Rapsodinin Tempo Giusto isimli ilk bölümü, piyanistin sol elinin Re bemol majör gamdaki akorlardan oluşan sabit bir bas melodisini çaldığı bir giriştir. Melodinin ölçülerin üzerine bindirilmesinden dolayı eser 2/4’lük bir ritimdeymiş gibi duyulmaz. Bunun nedeni, bu ölçü söz konusu olduğunda diğer birçok bestecisinin aksine, Liszt'in parçanın ilk akorunu ölçünün ilk vuruşu olarak başlatmamış olmasıdır. İlk bölümün melodisi oldukça tekrarlayıcı, çoğunlukla siyah tuşların kullanıldığı uzun bir kadans ile bitiyor. İkinci kısım olan presto Do diyez majördür. Bu kısım bir modülasyon değil, önceki Re bemolünün enharmonik bir versiyonudur ve Si bemol minörde Lassan'a geçiş yapan canlı bir ritme sahiptir. Lassan doğaçlama bir ritim gibi yavaş yavaş çalınır ve büyük bir kadans ile tamamlanarak, Friska'ya (Allegro) geçilir. Si bemol majördeki Friska’da Fa, Sol, La, Si bemol, Do, Re ve Mi bemol kullanılır. Melodi yarım dörtlüklerde çalınır ve müzisyenin oktavlarda hızlı hareket etmesini gerektirdiği için bu kısmın icrası oldukça zordur. Aynı kalan bas melodisini güçlü dörtlü ritimde bu hızla temiz çalabilmek gerçek bir ustalık gerektirir.
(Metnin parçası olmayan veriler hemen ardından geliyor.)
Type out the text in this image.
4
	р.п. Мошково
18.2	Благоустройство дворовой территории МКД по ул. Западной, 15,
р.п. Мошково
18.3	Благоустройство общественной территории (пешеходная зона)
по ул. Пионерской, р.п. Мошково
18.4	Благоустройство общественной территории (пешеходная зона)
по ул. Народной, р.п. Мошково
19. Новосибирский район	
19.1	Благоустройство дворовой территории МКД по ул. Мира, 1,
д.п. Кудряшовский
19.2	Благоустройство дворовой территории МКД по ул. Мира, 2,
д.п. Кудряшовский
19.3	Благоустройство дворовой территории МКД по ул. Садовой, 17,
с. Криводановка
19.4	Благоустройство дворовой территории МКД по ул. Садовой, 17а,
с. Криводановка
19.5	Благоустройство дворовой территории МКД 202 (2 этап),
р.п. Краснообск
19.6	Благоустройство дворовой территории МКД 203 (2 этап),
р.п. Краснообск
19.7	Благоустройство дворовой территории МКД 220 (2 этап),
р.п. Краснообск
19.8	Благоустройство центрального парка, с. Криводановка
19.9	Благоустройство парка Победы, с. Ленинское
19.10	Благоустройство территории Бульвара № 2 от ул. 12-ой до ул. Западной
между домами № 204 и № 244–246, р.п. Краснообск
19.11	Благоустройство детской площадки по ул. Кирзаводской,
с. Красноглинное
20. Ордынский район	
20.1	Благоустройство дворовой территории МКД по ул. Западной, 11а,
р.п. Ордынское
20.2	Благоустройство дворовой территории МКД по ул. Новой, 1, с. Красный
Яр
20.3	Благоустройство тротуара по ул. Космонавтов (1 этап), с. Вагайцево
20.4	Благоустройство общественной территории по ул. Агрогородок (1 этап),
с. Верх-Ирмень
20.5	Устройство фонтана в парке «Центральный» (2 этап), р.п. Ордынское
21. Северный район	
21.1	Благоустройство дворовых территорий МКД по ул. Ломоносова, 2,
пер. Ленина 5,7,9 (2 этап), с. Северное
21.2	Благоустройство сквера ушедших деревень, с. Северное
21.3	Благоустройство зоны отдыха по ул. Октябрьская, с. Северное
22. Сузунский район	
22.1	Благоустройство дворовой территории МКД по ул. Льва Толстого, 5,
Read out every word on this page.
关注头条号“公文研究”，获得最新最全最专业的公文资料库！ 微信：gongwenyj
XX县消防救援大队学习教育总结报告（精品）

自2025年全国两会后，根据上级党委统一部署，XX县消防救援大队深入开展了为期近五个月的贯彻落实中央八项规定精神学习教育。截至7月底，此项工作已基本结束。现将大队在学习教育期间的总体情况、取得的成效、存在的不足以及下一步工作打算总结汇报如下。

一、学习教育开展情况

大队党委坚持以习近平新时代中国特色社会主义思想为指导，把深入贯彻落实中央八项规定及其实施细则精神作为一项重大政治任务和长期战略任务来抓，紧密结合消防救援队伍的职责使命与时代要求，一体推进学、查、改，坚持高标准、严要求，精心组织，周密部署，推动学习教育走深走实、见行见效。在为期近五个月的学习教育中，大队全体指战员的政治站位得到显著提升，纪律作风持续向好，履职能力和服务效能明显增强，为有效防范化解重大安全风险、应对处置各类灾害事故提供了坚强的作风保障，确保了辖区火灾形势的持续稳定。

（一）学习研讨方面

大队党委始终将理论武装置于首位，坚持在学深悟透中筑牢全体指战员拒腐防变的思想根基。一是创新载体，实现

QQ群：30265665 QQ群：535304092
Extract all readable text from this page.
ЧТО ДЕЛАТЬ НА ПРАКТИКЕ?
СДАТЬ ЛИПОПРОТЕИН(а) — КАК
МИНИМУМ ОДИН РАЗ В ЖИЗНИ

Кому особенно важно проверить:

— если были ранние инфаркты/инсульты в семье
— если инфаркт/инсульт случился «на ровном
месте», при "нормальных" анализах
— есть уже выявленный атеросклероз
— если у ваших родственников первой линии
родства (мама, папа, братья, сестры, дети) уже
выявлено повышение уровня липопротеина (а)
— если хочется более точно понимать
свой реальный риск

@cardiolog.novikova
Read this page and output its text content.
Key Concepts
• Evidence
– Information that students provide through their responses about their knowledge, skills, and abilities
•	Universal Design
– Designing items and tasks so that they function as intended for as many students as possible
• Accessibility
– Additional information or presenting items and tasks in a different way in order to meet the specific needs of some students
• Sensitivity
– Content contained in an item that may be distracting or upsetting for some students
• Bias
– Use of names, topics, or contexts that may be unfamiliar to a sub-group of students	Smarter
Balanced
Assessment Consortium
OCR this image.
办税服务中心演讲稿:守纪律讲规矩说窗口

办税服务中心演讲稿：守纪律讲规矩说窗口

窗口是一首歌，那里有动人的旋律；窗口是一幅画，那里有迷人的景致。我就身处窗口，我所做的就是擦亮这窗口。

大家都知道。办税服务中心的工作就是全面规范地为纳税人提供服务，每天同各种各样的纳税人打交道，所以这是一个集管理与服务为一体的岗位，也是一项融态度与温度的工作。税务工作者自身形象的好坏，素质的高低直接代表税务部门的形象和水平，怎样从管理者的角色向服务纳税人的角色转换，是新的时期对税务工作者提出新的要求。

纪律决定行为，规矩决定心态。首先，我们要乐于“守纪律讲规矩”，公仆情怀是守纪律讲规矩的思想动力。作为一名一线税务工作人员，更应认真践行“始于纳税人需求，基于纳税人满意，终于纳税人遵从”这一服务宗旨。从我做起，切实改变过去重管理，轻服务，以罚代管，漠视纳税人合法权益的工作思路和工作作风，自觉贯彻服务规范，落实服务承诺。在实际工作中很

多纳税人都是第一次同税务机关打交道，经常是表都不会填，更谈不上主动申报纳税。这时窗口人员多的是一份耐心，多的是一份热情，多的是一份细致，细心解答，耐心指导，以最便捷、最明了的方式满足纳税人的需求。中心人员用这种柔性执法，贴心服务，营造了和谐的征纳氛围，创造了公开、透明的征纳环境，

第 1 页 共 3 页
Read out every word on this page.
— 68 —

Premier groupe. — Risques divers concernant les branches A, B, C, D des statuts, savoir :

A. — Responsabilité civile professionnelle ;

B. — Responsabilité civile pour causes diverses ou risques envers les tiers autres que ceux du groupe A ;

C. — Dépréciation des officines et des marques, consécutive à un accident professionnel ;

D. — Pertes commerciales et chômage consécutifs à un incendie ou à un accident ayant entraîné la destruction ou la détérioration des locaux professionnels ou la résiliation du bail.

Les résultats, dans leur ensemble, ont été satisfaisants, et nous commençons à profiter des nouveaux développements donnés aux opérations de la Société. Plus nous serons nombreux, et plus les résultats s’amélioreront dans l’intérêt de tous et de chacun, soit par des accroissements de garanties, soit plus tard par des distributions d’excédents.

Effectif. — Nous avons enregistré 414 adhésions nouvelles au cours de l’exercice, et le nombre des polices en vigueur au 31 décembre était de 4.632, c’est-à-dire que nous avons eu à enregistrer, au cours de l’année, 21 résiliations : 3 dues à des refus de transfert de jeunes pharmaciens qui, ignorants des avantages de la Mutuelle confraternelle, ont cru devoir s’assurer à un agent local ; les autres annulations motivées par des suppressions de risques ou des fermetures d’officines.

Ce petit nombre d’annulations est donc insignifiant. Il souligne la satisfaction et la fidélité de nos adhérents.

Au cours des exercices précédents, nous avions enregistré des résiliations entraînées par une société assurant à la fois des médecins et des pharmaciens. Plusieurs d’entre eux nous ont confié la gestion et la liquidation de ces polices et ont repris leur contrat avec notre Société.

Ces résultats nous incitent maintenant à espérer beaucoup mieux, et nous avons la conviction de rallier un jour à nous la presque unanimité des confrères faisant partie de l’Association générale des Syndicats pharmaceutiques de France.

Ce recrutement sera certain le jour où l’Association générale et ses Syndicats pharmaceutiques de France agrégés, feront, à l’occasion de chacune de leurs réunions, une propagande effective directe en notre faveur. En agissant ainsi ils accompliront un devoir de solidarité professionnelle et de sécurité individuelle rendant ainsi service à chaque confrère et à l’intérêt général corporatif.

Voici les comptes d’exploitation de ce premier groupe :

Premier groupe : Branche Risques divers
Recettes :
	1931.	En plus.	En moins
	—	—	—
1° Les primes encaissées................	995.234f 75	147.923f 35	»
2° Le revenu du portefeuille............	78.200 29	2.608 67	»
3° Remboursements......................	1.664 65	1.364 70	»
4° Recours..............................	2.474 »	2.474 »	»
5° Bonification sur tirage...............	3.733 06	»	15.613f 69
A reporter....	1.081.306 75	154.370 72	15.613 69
Parçanın son bölümü, zıt yönde hareket eden oktavlardaki kromatik dizilerle ve görkemli Si bemol majör akorlarıyla sona erer. Eser, geleneksel Roman müziği gamını kullanmasından dolayı oldukça canlı bir havaya sahiptir. (Süre: 6’)


  • Béla Bartók
    Romen Halk Dansları, SZ. 56, BB 68
    I. Jocul a bata (Sopa dansı)
    II. Braul (Kemer dansı)
    III. Pe Loc (Yere vuruş dansı)
    IV. Buciumeana (Bucak tulum dansı)
    V. Poarga Romaneasca (Romanya polkası)
    VI. Maruntel (Hızlı dans)

Zoltan Kodaly ile Macar ve Adnan Saygun ile Türk halk müzikleri üzerine çalışmalar yapan Béla Bartók, 1915 yılında piyano için yazdığı Romanya Halk Dansları (SZ 56) beğenilince, 1917’de bunları orkestra için düzenlemiştir. Eser bu şekliyle ilk kez 11 Şubat 1918’de E. Lichtenberg yönetiminde Budapeşte’de seslendirilmiştir. Bu dansların keman-piyano düzenlemesi ise ünlü Macar kemancı Zoltan Szekely tarafından yapılmıştır. Birbirine bağlı olarak çalınan altı Romanya Halk Dansı’ndan oluşan eserin 1. Dansı, 2/4’lük ölçüde, elde tahta sopalarla, ağır tempoda dans edilen ve Mezöszabad’tan kaynaklanan Sopa Dansı’dır... 2. Dans (Braul), Romanyalıların ataları sayılan, çobanlıkla geçinen ve Karpatlarda yaşayan Valakların (Eflak) kuşaklarla yaptıkları ince figürlü, hızlı tempolu ve Egres’ten kaynaklanan 2/4’lük ölçüdeki Kemer Dansı’dır... Pe Loc adlı 3. Dans yine 2/4’lük ölçüde, yerinden kımıldamadan, ayaklarla yere vurarak yapılan oldukça güç bir Egres Dansı’dır; ezgi monoton eşlikte armonik seslerle sunulur... Buciumeana başlıklı ve 3/4’lük ölçüdeki Bucak (Bisztra) bölgesinden olan 4. Dans, ağır tempoda ve duygulu bir tulum (gayda) havasını yansıtır... 5. Dans, Belenyes’ten kaynaklanan ünlü bir Romanya Polkası’dır (Poarga Romaneasca)... Yine hızlı tempoda, 2/4’lük ölçüdeki son dans Nyagra bölgesinden bir Maruntel’dir ve coşkulu bir finalle eseri sona erdirir. (Süre: 6’)

— İRKİN AKTÜZE


  • Joseph Haydn
    Gypsy Rondo, Sol Majör, Hob. XV/25

Joseph Haydn'ın Sol majör Piyano Üçlüsü No. 39, Hob. XV/25, Avusturyalı bestecinin 1795'te Londra'ya yaptığı ikinci seyahatinin son haftalarında yazarak, arkadaşı Rebecca Schroeter'e ithaf ettiği üç setten biridir. Haydn'ın en meşhur piyano üçlüsü olma özelliğini taşıyan ve Macar tarzındaki Rondo finali nedeniyle bazen "Gypsy Rondo" olarak da anılıyor. Andante, Poco adagio ve Rondo all'Ongarese olmak üzere üç bölümden oluşuyor. 1795'te Londra’da prömiyer yapan eser, daha sonra Kıta Avrupası’nda da oldukça popüler oldu.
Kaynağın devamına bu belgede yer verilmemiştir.